Изменить размер шрифта - +

– Он тебя не слышит, – сказал я, будто бы сын мог внять этим словам.

Резкий шлепок заставил меня вздрогнуть – то брошенный кусок баранины пал плашмя на каменный пол туда, через решетку.

Мускулы заходили под кожей с рыжеватой линяющей шерстью. Зверь насилу приподнял голову, исполосованную морщинами, которые протянулись сетью по этой безобразной морде из-за чудовищного истощения.

Мне казалось, его зрение отнялось, и он, подобно своему благородному предку, ныне ушедшему Слепышу, попросту водит незрячими глазами в той стороне, откуда слышит звуки.

Шевеление гибрида повторилось, на этот раз сделалось более явным. Во тьме сутулый зверь вставал на дрожащие от усталости лапы.
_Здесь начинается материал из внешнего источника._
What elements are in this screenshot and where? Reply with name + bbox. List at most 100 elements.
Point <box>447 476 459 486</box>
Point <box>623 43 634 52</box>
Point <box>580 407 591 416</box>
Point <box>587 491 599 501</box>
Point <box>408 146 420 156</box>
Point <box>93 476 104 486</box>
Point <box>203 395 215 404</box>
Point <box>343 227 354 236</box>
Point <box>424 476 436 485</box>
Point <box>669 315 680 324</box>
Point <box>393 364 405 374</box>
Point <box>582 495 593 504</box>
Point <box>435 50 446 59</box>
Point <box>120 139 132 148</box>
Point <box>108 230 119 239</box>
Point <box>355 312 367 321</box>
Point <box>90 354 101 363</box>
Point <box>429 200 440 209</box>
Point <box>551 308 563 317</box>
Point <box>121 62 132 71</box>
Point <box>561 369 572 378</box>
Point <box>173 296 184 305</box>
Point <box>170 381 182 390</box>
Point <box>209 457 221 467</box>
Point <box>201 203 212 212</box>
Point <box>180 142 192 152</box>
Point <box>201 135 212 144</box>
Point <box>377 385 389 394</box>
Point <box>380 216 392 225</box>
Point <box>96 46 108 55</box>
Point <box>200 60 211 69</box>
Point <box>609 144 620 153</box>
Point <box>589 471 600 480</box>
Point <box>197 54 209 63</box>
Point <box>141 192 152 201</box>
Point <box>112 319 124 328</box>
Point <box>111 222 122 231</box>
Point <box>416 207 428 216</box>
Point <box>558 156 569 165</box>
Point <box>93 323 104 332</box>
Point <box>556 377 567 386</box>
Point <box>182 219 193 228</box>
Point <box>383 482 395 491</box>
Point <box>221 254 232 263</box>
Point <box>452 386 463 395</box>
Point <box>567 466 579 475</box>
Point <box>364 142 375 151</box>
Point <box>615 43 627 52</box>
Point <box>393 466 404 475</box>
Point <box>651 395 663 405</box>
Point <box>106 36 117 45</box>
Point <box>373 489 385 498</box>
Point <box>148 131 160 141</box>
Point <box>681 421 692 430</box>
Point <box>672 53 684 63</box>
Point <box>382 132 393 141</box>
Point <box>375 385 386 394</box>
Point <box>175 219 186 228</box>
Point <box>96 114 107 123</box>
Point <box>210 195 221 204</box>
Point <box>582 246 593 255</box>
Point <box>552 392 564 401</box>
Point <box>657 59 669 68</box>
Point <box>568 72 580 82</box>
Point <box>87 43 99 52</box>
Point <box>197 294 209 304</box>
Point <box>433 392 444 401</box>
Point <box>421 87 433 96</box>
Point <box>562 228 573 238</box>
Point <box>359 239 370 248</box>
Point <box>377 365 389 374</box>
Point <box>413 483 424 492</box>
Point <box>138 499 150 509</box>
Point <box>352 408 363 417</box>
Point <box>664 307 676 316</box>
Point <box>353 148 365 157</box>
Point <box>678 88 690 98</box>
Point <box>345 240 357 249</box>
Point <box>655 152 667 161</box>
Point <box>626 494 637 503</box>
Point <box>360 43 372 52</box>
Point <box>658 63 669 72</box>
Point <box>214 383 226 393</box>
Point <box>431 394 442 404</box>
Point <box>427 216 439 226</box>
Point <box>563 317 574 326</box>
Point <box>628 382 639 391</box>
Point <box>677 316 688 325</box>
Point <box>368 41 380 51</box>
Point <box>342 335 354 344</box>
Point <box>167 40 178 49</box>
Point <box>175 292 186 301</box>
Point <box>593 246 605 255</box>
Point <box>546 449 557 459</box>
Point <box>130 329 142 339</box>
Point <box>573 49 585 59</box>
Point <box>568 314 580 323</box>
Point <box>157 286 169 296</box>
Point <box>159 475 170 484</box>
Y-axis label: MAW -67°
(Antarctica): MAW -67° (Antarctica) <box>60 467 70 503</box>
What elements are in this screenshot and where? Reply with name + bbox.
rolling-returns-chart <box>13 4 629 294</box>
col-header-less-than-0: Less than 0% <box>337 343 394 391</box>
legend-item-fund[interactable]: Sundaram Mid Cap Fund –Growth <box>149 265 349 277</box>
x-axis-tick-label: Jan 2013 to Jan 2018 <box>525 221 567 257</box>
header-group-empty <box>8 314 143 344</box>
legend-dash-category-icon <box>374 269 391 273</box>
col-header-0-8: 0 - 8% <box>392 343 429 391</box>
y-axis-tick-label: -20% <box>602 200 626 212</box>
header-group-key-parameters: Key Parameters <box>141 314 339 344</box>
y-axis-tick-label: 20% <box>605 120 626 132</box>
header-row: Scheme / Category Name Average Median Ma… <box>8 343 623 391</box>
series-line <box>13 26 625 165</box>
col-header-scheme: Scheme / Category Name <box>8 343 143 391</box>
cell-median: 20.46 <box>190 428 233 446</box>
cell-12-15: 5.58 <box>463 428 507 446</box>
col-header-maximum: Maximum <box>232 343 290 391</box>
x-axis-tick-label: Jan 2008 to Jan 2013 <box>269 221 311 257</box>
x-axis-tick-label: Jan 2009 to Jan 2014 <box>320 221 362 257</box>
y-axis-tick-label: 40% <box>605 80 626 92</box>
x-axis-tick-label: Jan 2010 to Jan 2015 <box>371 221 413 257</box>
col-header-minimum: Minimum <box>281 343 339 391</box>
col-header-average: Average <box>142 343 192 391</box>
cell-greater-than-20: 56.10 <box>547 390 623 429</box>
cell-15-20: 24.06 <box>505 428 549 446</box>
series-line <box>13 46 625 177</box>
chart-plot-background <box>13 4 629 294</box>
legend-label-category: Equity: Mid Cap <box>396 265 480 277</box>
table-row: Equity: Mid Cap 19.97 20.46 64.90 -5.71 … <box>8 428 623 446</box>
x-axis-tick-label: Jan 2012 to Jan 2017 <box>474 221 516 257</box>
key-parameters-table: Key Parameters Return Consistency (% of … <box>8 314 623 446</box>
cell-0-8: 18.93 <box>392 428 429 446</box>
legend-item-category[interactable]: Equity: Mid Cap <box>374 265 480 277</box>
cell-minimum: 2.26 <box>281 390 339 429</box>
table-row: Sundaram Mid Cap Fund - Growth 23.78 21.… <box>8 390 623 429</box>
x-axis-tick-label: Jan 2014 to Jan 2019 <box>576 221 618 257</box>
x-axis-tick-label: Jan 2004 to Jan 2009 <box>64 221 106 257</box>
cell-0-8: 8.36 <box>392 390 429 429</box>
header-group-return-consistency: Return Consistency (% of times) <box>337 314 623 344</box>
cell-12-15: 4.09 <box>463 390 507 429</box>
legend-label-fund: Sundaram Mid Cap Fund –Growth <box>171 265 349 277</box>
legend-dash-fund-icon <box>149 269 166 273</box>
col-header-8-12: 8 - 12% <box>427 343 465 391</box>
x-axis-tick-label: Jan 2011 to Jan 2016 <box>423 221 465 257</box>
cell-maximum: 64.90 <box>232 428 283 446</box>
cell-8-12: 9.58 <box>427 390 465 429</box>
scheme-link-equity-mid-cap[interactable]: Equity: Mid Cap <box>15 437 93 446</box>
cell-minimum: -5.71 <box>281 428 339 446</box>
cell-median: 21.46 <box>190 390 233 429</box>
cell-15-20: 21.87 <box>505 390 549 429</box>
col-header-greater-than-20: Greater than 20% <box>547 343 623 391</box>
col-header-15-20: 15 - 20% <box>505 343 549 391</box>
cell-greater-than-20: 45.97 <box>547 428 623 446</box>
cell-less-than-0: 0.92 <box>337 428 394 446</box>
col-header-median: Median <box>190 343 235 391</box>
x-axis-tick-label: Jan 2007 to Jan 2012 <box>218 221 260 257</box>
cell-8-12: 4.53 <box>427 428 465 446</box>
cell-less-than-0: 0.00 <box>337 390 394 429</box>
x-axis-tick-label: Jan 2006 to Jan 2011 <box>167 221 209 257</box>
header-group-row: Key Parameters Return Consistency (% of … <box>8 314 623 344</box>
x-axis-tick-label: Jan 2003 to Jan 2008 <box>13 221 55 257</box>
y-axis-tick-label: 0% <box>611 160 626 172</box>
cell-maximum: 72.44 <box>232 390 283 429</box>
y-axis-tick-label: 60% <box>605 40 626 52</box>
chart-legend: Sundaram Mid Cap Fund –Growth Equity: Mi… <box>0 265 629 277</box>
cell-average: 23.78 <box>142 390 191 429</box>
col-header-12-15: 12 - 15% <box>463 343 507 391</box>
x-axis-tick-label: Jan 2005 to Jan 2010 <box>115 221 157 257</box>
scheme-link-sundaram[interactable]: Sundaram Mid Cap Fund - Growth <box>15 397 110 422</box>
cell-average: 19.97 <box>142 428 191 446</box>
Мы с сыном не отводили взгляда, глядя по ту сторону.

Глухой хриплый звук сорвался из черной пасти, после чего неровные лапы поковыляли на нас. Поступь вразвалку заставляла животное покачиваться из стороны в сторону, и пару раз оно едва не рухнуло наземь. Казалось, сейчас падение будет фатальным.

Зверь насилу приблизился к брошенному куску, притом, что его жратва стояла нетронутая. Несколько дней порубленное мясо оставалось у него прямо под носом, но зверь упрямо держался своего намерения. Не было тому объяснения, но пасть разверзлась, и чудовище впервые за время своей упрямой голодовки вкусило пищу.

Я терялся, беспомощно пялясь перед собой, в то время как мой сын не мог нарадоваться своей победе. Мой добрый мальчик, слава богу, никогда не нуждался в сокрытии своих душевных порывов и сейчас широко улыбался и даже подсмеивался, издавая глубокий звук, что прерывисто исходил из его горла. В безмерной радости ребенок взял меня под руку и подвел, как спящего лунатика, к клетке.

Вдруг я пробудился, опомнился, покрепче прихватил за плечи сына и отвел от клетки. Может, мне и померещилось – полумрак подвала лукаво играл своими тенями. И все же мне почудилось, будто бы подлая тварь дергано метнулась к нам и буквально за мгновение опомнилась.

– Что с тобой не так? – вновь вопрошал я, слабо качая головой.

 

* * *

Я пытался отвлечься от странностей своего питомца. Как обычно, желая отделаться от дурных мыслей, я погружался в тяжелую изнуряющую работу. Мои руки дрожали от усталости, и пальцы застыли не в силах держать перо, из-за чего я не смог сделать ни одной заметки в тот день.

С трудом мои кисти вытирались о мягкое полотенце с золотой тесьмой по краю. Терзания, которых мне удавалось избегать, наваливались с новой силой, стоило мне лишь на мгновение застыть, чтобы перевести дыхание.

Я смотрел в холодное отражение прямоугольного зеркала в резной раме бело-желтого цвета. Краска местами облупилась и пошла кракелюром, и я с большим удовольствием припал бы разглядывать сколы и потертости на старом красочном слое, но память меня вновь возвращала в подвал, к тому несносному зверю и его очередной, боюсь, отнюдь не последней выходке.

Тяжелый усталый взгляд пялился на меня оттуда, из зазеркалья. Нервная ухмылка разломала мой рисунок рта, и всего меня передернуло. Я оперся руками о длинную полку, что стояла напротив меня и свесил голову, попросту не будучи в силах держать ее ровно.

Резко отстранившись, я насилу сорвался с места и вышел в коридор. В шале еще не стихла жизнь, и прислуга не спала. Я приказал подать мне кофе и зарядить охотничий карабин.

– Ваша светлость?.. – переспросили меня, но я лишь закатил глаза и провел рукой по лбу.

– Карабин, – произнес я по буквам.

Слуги, явно обеспокоенные моим резким наплывом столь решительного настроя, все же исполнили свой долг. От маленькой эмалевой чашки поднимался ароматный дым, пленяющий, погружающий во тьму, из которой ты отталкиваешься, словно от долгого погружения под воду, в тот самый миг, как ты наконец достигаешь песчаного дна.

Отстранившись от чашки, я сделал вздох, точно вынырнул.